For the past few days we have heard proclaimed as the first scripture for daily Mass an excerpt from the Old Testament Book of Kings.
The Book of Kings describes the rise and fall of Kingdom of David. In one respect it is a history book, in another it is a commentary on the sheer folly of the pursuit of wealth, pleasure, power and honors, and in another respect it is a theological statement regarding how God works in the world, bringing even that which resists him to act in accord with his will and purposes.
We have been listening to the proclamation of a particular section of the Book of Kings, which includes the story of the one of the most important of the Israelites prophets- Elijah.
Elijah ministers to the Lord in the aftermath of a great catastrophe. The death of David’s son Solomon is the precursor to a bitter civil war, the result of which is that the Kingdom of David is divided in two, with one kingdom comprising the northern territories and the other the south.
The story of Elijah takes place in the northern kingdom, during the reign of Ahab and Jezebel. Both Ahab and Jezebel were idolaters and their dissipated lives of privilege and self-interest brought misery upon the Israelites. Elijah publically excoriated both Ahab and Jezebel, warning them that God is not mocked, and that their actions would lead to their own destruction. Ahab and Jezebel, insulated by their power and privilege, would not listen. The king and queen believed that they were answerable to no one- not God, not the prophets, not the law.
As a result of the king and queen’s stubborn refusal to repent, the blessing of the Lord is withdrawn from the land and a terrible drought, followed by a famine overtakes the northern kingdom. The king and queen, with all their worldly wealth and power, cannot compel the land to bring forth the harvest or the clouds to bring forth rain. They will not invite the poor to dine at their table. But Elijah, who is God’s servant, can and he does.
In today’s scripture it is the power of Elijah the prophet, not the power of Ahab the king that lifts a curse from the land delivers the Israelites from drought and famine.
The lesson? Trust in the Lord and not in worldly princes. If you make idols of your rulers, your politics, your causes and ideologies; if you think that worldly wealth and power exempts you from keeping the commandments of God then be warned- God is not mocked and the end result of idolatry is inevitably misery.
Christ the Lord summons his disciples to a righteousness greater than that of the scribes and Pharisees. Not knowing whom the scribes and Pharisees are, Christ’s words in this respect may not be all that clear.
Think of the scribes and custodians and commentators on the Sacred Texts of the Israelites, what we call the Bible. The Sacred Texts were privileged as a source for knowing God’s will, and the scribes would dedicate their lives to discerning what the Sacred Texts meant to tell the Israelites concerning what God wanted for his people. An imperfect point of reference to our own experience is to think of the scribes as those university professors who make a career out of the study of theology or the Bible.

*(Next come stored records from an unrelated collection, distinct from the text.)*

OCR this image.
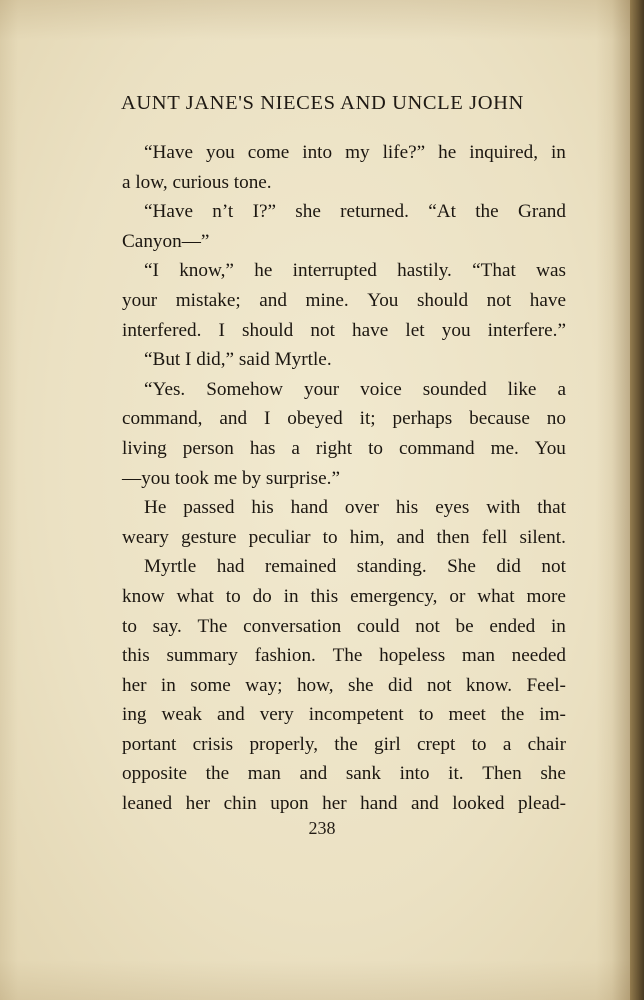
AUNT JANE'S NIECES AND UNCLE JOHN
“Have you come into my life?” he inquired, in
a
low,
curious
tone.
“Have n’t I?” she returned. “At the Grand
Canyon—”
“I know,” he interrupted hastily. “That was
your mistake; and mine. You should not have
interfered. I should not have let you interfere.”
“But
I
did,”
said
Myrtle.
“Yes. Somehow your voice sounded like a
command, and I obeyed it; perhaps because no
living person has a right to command me. You
—you
took
me
by
surprise.”
He passed his hand over his eyes with that
weary gesture peculiar to him, and then fell silent.
Myrtle had remained standing. She did not
know what to do in this emergency, or what more
to say. The conversation could not be ended in
this summary fashion. The hopeless man needed
her in some way; how, she did not know. Feel-
ing weak and very incompetent to meet the im-
portant crisis properly, the girl crept to a chair
opposite the man and sank into it. Then she
leaned her chin upon her hand and looked plead-
238
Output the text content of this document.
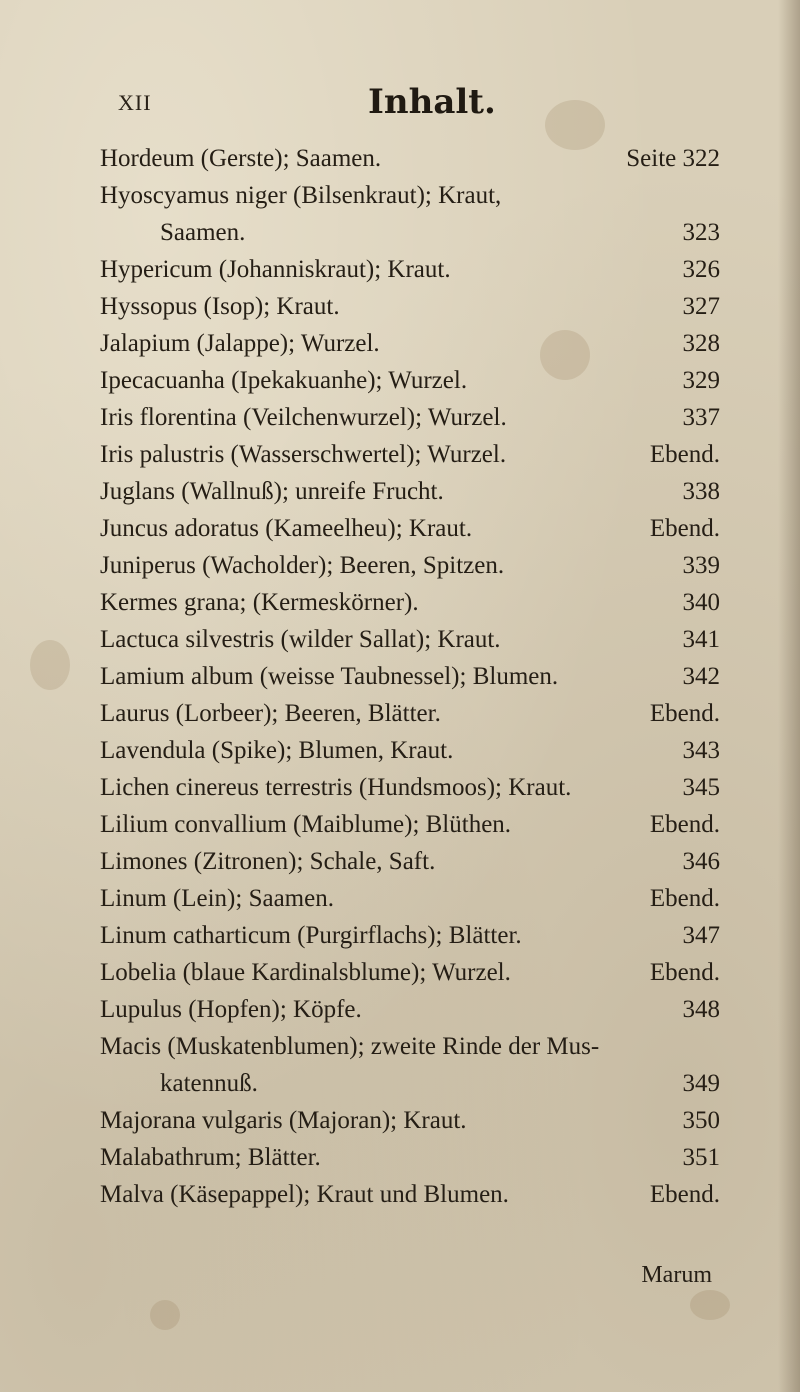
XII	Inhalt.
Hordeum (Gerste); Saamen.	Seite 322
Hyoscyamus niger (Bilsenkraut); Kraut,
Saamen.	323
Hypericum (Johanniskraut); Kraut.	326
Hyssopus (Isop); Kraut.	327
Jalapium (Jalappe); Wurzel.	328
Ipecacuanha (Ipekakuanhe); Wurzel.	329
Iris florentina (Veilchenwurzel); Wurzel.	337
Iris palustris (Wasserschwertel); Wurzel.	Ebend.
Juglans (Wallnuß); unreife Frucht.	338
Juncus adoratus (Kameelheu); Kraut.	Ebend.
Juniperus (Wacholder); Beeren, Spitzen.	339
Kermes grana; (Kermeskörner).	340
Lactuca silvestris (wilder Sallat); Kraut.	341
Lamium album (weisse Taubnessel); Blumen.	342
Laurus (Lorbeer); Beeren, Blätter.	Ebend.
Lavendula (Spike); Blumen, Kraut.	343
Lichen cinereus terrestris (Hundsmoos); Kraut.	345
Lilium convallium (Maiblume); Blüthen.	Ebend.
Limones (Zitronen); Schale, Saft.	346
Linum (Lein); Saamen.	Ebend.
Linum catharticum (Purgirflachs); Blätter.	347
Lobelia (blaue Kardinalsblume); Wurzel.	Ebend.
Lupulus (Hopfen); Köpfe.	348
Macis (Muskatenblumen); zweite Rinde der Mus-
katennuß.	349
Majorana vulgaris (Majoran); Kraut.	350
Malabathrum; Blätter.	351
Malva (Käsepappel); Kraut und Blumen.	Ebend.
Marum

The Pharisees were a movement that arose after the catastrophic events of 587 BC, when the city of Jerusalem was sacked and the Temple was destroyed. The Pharisees proposed that the unique Israelite way of life, it’s religion and culture, could still be maintained without king or land of temple. How? They proposed a strict understanding of who was or wasn’t an Israelite and insisted that a code of ritual purity, one that would have been meticulously applied to Israelite’s priestly clan, be extended in all its severity to all Israelites. Only those Israelites who conformed to what the Pharisees construed as the right standard were true Israelites. An imperfect point of reference for the Pharisees in our own time might be those who insist that the laity of the Church be “clericalized”, replacing the priests, rather than assisting the laity in realizing their own unique spirituality and vocation.

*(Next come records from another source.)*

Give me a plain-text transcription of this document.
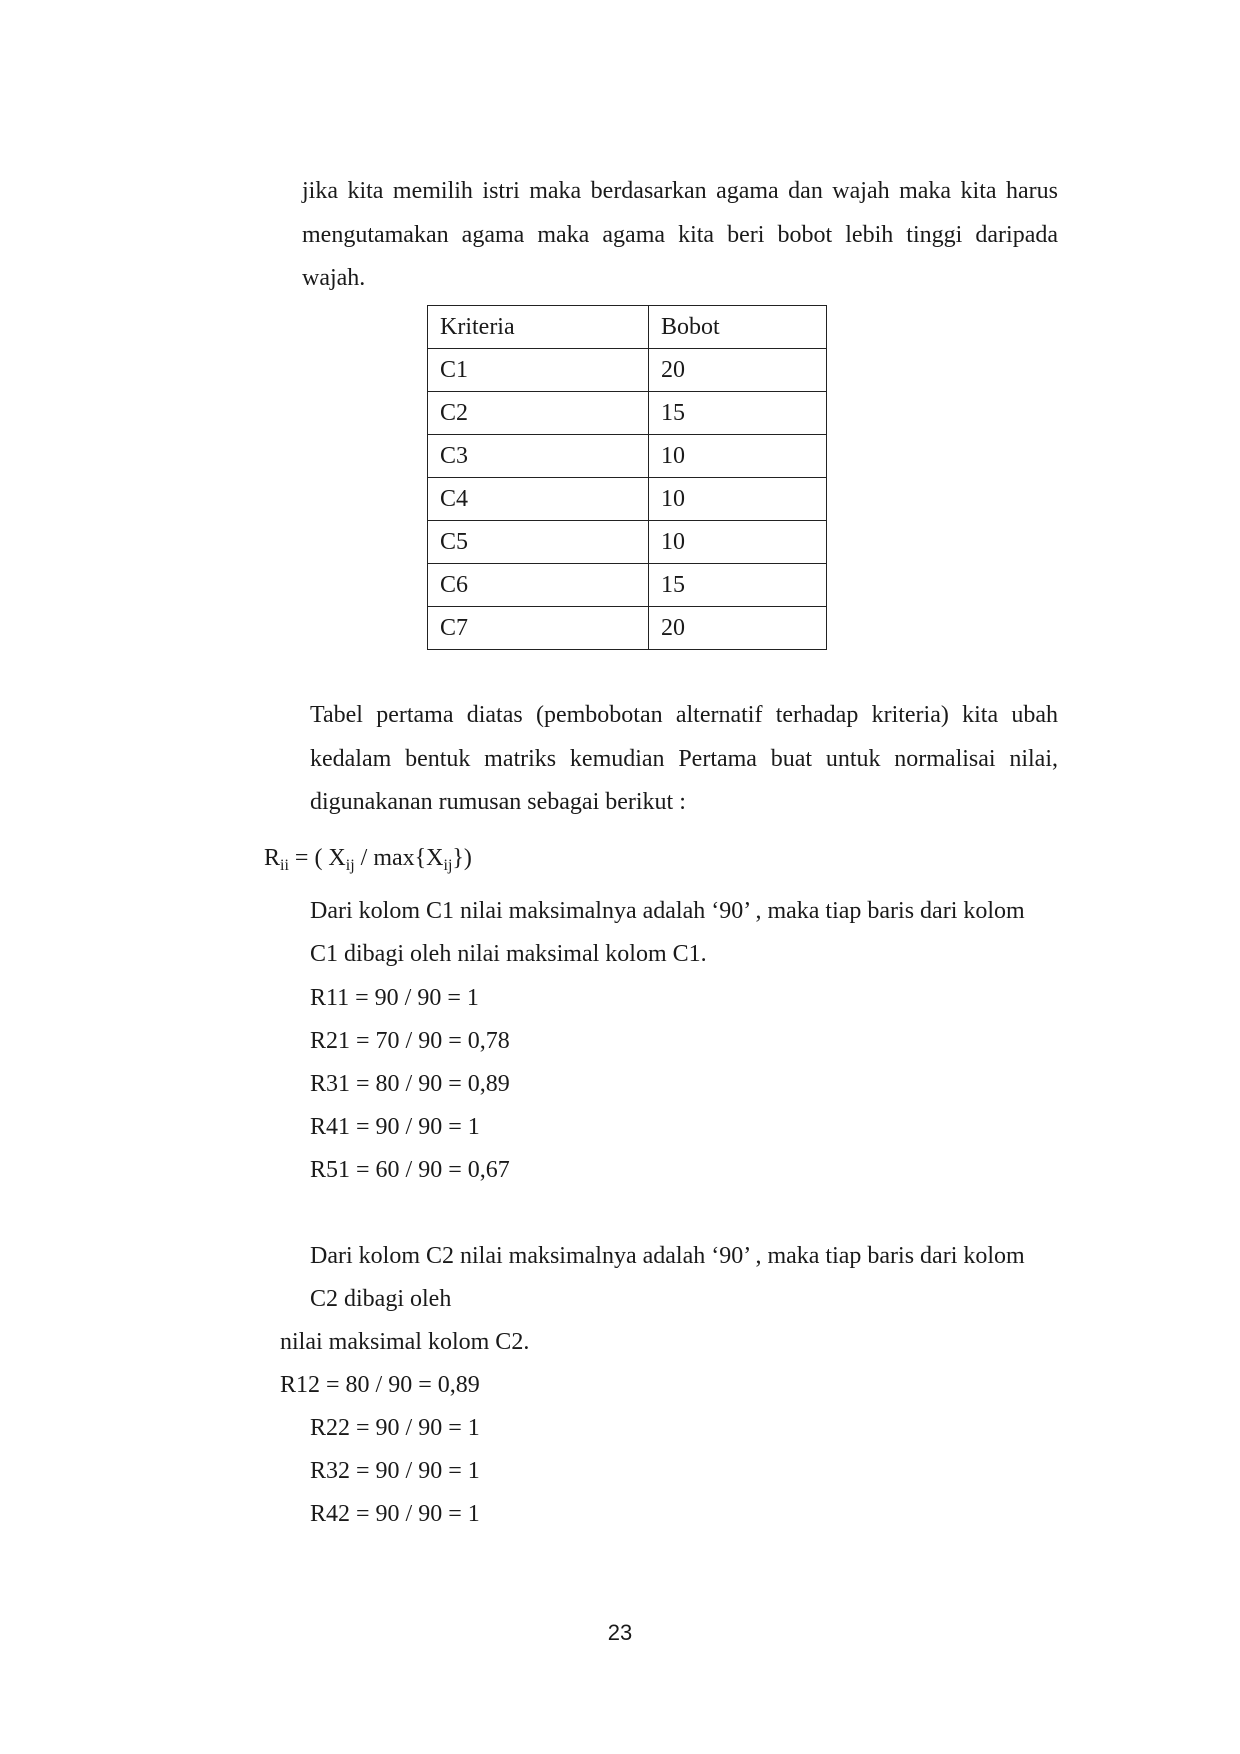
jika kita memilih istri maka berdasarkan agama dan wajah maka kita harus
mengutamakan agama maka agama kita beri bobot lebih tinggi daripada
wajah.
Kriteria	Bobot
C1	20
C2	15
C3	10
C4	10
C5	10
C6	15
C7	20
Tabel pertama diatas (pembobotan alternatif terhadap kriteria) kita ubah
kedalam bentuk matriks kemudian Pertama buat untuk normalisai nilai,
digunakanan rumusan sebagai berikut :
$R_{ii}$ = ( $X_{ij} / \max\{X_{ij}\}$)
Dari kolom C1 nilai maksimalnya adalah ‘90’ , maka tiap baris dari kolom
C1 dibagi oleh nilai maksimal kolom C1.
R11 = 90 / 90 = 1
R21 = 70 / 90 = 0,78
R31 = 80 / 90 = 0,89
R41 = 90 / 90 = 1
R51 = 60 / 90 = 0,67
Dari kolom C2 nilai maksimalnya adalah ‘90’ , maka tiap baris dari kolom
C2 dibagi oleh
nilai maksimal kolom C2.
R12 = 80 / 90 = 0,89
R22 = 90 / 90 = 1
R32 = 90 / 90 = 1
R42 = 90 / 90 = 1
23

The contemporary version of a Pharisee is pre-occupied with getting the laity to do the things that priests are expected to do- lobbying for their position in sacristy and sanctuary.
Christ the Lord insists that his expectations for his own disciples would not be the kinds of expectations that the scribes and Pharisees expected from themselves or others.

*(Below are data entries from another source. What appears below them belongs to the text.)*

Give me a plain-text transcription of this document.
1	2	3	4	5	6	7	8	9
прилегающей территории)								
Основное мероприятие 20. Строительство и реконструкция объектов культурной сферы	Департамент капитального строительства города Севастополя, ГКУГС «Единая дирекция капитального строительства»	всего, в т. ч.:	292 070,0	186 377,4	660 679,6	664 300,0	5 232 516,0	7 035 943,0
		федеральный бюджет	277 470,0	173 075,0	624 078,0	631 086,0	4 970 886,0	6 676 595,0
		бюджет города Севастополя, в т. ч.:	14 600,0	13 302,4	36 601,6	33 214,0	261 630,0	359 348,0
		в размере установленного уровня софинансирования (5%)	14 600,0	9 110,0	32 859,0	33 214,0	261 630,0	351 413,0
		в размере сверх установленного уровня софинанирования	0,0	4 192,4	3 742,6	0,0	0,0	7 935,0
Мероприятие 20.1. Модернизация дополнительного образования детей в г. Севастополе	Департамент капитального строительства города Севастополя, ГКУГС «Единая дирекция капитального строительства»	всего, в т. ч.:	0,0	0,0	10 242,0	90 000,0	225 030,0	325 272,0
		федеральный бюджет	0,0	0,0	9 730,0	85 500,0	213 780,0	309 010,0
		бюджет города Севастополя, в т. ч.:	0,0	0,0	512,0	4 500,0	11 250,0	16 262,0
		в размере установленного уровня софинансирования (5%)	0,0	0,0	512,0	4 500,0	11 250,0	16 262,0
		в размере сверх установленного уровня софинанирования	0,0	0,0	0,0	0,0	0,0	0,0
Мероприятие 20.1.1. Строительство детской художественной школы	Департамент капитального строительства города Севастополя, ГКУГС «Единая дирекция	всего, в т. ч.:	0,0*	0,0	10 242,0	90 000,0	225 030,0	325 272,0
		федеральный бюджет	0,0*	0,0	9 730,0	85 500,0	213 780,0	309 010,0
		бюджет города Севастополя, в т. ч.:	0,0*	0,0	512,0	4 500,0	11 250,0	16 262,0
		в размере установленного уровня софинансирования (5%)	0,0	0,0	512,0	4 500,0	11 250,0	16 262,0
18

Sadly, for many of the scribes and Pharisees, their way of life had become an argument to be won, rather than a life of service to God, being faithful was more about accuracy, than it was about virtue. Holiness was an appearance, rather than reality. Faith was a burden that was imposed, rather than an act of saving grace.
Christ then insists that a day of reckoning is coming for the scribes and Pharisees, a day when they will be held accountable for their acrimonious and divisive debates, their harshness, and lack of receptivity to Christ’s revelation.
Christ warns them, that his arrival in their lives is an offer of grace, a privileged moment of mercy- opportunity to forgive, seek forgiveness and be forgiven. The time was now to repent, not later.
As it was for the scribes and the Pharisees, so it is for us.
Christ comes now, not later. He comes into our own lives, in the Scriptures, in the Sacraments and in the bodies of the poor and with his revelation, comes an opportunity to repent, to forgive, seek forgiveness and be forgiven. Will we take the second chance Christ offers? Some of the scribes and Pharisees accepted Christ’s offer of grace. Will we?